## Week 1
**work topics for Jan:**
* deal with montgomery to normal representation from cuda gpu code.
* get radix-2 cuda working finish, bench against current cl impl.
* write extended split radix-2/8 algorithm in cuda, bench against above and current cl.

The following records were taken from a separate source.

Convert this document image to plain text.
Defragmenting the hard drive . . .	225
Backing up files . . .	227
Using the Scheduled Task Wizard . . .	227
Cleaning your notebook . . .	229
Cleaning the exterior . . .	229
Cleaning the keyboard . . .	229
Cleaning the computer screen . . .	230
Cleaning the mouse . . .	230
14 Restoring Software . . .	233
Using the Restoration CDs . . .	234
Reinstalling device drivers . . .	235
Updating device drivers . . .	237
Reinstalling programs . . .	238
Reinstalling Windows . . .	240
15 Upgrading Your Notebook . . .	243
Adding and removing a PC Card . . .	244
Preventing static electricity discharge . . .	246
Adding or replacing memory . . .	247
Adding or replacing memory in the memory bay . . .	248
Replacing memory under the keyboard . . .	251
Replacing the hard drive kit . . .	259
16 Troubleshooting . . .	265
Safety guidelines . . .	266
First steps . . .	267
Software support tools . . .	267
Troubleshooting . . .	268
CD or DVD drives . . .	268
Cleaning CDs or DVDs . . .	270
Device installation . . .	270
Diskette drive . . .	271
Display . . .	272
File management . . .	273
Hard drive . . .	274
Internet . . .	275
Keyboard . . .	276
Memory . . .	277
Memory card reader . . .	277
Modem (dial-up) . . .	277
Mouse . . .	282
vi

* understand diff to evaluation_gpu from better-polyeval
* understand and document fft.cl and Xin testing
*
#### Montgomery investigation from gpu fft:
spent start of week understanding Mont repr in the context of the cuda code in polyeval PR from last year, the field impl and what is required to write the Mont backend for FieldElement.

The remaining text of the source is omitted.